As Tax Deadline Day approaches, many people will be looking to get the best tax return they can by itemizing their deductions, detailing what some of their mortgage expenses were in the past year. There have been rumors swirling in Washington, however, that in attempt to reduce the federal deficit, lawmakers may tinker with the mortgage interest rate deduction.
But several real estate organizations are against these reforms if they in anyway hurt the average consumer. One of these detractors is the American Society of Home Inspectors.
Home inspection business representative ASHI spoke out about the mortgage interest deduction late last year, citing it as a crucial savings instrument that homeowners have come to rely on. In fact, in 2009 nearly 37 million taxpayers claimed this deduction, saving them an an estimated $420 billion overall.
Marvin Goldstein, president of the ASHI, indicated that decreasing the value of the HMID would be imprudent, a move that would sabotage hard-working Americans' efforts while at the same contributing to the negative aspects of the economy.
"Along with our colleagues throughout the real estate industry, ASHI calls on policy-makers to fully protect and uphold the home mortgage interest rate deduction," said Goldstein. "It is an institutionalized factor in the market and any change to it would have a widespread negative impact on the economy."

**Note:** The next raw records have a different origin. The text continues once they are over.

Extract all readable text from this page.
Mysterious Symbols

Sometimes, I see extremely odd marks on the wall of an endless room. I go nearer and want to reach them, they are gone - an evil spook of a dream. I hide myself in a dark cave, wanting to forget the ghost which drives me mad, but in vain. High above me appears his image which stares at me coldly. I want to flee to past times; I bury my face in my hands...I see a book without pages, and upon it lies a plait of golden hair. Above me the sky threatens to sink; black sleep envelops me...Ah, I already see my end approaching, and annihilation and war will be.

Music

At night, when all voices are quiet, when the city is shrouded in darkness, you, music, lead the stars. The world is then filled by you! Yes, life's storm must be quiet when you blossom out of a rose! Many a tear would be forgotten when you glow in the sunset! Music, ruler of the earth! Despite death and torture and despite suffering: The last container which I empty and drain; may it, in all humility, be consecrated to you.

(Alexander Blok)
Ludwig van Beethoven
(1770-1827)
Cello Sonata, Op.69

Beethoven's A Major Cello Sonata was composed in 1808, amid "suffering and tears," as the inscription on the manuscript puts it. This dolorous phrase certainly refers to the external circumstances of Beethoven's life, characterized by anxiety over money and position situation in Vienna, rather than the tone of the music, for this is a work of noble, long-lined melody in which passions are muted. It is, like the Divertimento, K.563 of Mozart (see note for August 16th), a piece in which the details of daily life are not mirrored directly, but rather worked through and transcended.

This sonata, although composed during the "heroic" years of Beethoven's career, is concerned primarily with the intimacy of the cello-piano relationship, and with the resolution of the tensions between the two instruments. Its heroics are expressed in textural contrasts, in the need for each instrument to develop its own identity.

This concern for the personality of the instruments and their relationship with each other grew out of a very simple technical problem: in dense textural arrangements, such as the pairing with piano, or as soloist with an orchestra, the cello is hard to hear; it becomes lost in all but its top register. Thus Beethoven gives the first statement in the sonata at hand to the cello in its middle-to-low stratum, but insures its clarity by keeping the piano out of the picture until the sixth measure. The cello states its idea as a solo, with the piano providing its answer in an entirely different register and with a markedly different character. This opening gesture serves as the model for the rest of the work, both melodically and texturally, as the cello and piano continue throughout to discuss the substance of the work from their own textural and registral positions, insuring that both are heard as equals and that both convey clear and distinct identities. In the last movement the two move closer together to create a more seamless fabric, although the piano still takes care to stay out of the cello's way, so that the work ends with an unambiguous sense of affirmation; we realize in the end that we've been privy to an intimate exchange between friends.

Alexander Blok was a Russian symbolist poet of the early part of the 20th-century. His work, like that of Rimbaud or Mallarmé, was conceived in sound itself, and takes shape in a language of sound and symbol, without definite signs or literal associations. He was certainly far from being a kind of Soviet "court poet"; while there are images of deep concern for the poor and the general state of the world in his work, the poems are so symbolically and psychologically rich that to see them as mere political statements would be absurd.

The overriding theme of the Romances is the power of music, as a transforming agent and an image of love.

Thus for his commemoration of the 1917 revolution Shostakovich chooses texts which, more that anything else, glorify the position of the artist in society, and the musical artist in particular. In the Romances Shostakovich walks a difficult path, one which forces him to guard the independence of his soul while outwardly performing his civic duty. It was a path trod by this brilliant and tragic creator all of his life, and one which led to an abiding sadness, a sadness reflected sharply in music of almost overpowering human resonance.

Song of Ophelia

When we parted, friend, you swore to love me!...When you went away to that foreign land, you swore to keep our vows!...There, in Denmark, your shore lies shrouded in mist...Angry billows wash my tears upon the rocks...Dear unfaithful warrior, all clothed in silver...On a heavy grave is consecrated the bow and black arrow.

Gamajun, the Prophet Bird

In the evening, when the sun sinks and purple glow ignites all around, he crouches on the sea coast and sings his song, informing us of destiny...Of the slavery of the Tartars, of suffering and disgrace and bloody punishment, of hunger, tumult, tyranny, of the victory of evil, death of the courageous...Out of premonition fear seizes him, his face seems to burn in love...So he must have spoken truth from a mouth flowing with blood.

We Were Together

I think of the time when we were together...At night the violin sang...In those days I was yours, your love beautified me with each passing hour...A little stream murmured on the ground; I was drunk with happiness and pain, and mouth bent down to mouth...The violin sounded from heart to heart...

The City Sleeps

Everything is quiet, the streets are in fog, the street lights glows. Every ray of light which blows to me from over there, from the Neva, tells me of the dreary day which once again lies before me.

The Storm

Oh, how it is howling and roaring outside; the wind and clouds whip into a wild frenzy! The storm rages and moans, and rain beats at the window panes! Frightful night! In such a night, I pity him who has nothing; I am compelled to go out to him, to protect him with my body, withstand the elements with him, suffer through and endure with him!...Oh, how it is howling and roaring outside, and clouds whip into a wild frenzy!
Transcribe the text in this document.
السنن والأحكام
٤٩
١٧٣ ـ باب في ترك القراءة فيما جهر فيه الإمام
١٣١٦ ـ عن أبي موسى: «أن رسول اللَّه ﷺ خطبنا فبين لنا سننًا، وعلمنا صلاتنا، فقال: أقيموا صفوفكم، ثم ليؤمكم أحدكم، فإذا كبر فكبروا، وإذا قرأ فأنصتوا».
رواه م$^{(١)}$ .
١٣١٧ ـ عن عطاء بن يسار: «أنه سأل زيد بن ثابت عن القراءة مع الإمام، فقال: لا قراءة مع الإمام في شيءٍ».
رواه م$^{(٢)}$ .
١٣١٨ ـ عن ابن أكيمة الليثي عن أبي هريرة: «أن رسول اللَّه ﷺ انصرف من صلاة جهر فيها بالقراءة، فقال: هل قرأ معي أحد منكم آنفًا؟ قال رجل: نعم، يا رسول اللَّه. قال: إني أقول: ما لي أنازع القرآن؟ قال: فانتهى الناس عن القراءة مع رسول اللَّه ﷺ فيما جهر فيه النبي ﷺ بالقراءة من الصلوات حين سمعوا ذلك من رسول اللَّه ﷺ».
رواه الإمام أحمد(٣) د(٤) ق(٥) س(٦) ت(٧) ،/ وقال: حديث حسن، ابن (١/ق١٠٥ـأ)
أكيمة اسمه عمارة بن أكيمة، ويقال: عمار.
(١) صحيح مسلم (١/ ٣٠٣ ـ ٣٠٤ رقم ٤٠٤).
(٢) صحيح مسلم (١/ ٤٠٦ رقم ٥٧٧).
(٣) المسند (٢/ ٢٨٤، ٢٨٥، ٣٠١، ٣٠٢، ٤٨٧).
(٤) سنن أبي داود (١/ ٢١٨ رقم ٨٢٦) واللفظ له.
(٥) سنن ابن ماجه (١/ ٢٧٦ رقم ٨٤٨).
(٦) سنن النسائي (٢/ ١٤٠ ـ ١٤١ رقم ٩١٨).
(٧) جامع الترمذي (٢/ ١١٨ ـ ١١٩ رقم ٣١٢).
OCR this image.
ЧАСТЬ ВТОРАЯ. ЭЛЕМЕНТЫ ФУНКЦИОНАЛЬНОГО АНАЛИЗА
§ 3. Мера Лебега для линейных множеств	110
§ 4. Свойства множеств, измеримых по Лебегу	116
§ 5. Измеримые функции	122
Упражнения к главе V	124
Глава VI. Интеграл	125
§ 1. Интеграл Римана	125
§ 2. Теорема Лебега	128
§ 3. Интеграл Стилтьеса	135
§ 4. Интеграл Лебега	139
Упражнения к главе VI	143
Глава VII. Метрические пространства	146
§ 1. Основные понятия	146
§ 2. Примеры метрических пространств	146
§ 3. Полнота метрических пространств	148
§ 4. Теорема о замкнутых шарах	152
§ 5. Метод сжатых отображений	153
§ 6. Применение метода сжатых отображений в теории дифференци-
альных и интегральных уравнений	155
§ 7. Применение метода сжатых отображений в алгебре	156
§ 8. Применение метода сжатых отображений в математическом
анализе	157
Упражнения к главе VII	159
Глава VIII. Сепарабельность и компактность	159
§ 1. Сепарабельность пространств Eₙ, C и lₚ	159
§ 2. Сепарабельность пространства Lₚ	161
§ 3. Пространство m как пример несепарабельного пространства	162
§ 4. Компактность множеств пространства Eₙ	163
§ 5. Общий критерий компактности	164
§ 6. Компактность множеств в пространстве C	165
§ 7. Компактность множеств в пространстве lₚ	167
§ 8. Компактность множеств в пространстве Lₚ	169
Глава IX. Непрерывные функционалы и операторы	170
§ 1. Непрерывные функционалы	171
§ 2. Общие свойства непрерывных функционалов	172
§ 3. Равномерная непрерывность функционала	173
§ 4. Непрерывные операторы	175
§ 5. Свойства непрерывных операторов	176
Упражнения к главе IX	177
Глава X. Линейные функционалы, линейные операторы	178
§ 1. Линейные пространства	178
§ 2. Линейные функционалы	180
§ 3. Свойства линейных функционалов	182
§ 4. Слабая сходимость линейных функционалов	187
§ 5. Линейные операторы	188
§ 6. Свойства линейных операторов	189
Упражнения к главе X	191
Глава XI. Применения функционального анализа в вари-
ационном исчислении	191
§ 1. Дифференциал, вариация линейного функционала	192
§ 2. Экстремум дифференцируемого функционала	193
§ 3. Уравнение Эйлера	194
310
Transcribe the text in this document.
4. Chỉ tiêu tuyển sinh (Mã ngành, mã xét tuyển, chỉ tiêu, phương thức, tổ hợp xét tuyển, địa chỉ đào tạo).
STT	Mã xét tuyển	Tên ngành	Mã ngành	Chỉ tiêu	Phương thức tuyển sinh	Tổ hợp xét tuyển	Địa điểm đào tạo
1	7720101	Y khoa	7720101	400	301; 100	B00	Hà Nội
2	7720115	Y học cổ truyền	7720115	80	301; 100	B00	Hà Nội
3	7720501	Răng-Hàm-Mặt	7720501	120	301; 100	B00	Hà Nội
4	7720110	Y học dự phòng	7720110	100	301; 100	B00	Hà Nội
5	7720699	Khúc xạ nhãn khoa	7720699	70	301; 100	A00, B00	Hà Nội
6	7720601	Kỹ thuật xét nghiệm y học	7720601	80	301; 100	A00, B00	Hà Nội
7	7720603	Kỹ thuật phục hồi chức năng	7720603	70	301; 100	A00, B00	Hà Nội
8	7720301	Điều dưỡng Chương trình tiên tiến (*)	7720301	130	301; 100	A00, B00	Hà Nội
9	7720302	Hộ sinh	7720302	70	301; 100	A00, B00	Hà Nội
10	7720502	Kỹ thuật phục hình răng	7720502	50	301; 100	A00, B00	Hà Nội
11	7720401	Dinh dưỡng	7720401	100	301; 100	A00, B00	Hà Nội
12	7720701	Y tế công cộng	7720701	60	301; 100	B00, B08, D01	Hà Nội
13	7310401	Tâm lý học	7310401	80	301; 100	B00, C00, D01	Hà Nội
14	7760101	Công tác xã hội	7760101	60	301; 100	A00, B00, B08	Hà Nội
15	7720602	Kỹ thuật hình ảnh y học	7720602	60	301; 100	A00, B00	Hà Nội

NAHB: Accessibility to affordable home loans crucial
While ASHI made this appeal this past December, several other housing organizations have spoken on behalf of the American homeowner more recently, ensuring that their interests are upheld. This includes the National Association of Home Builders.
Testifying before the House Financial Services Subcommittee on Housing and Insurance, NAHB vice chairman Kevin Kelly noted that the consumer has to be protected if the government intends to reform the Federal Housing Administration's structure.
"While there is no doubt that the housing finance system needs to be reformed, the contributions that the FHA made during the economic downturn underscore the need for a government backstop for both the primary and secondary mortgage markets," said Kelly. "In times of crisis, private sources of mortgage credit have been unable or unwilling to meet housing capital needs."
He added that the government should continue to ensure that the real estate industry remains a bright spot in the country's economic picture by supporting efforts toward maintaining their accessibility to low-cost mortgages.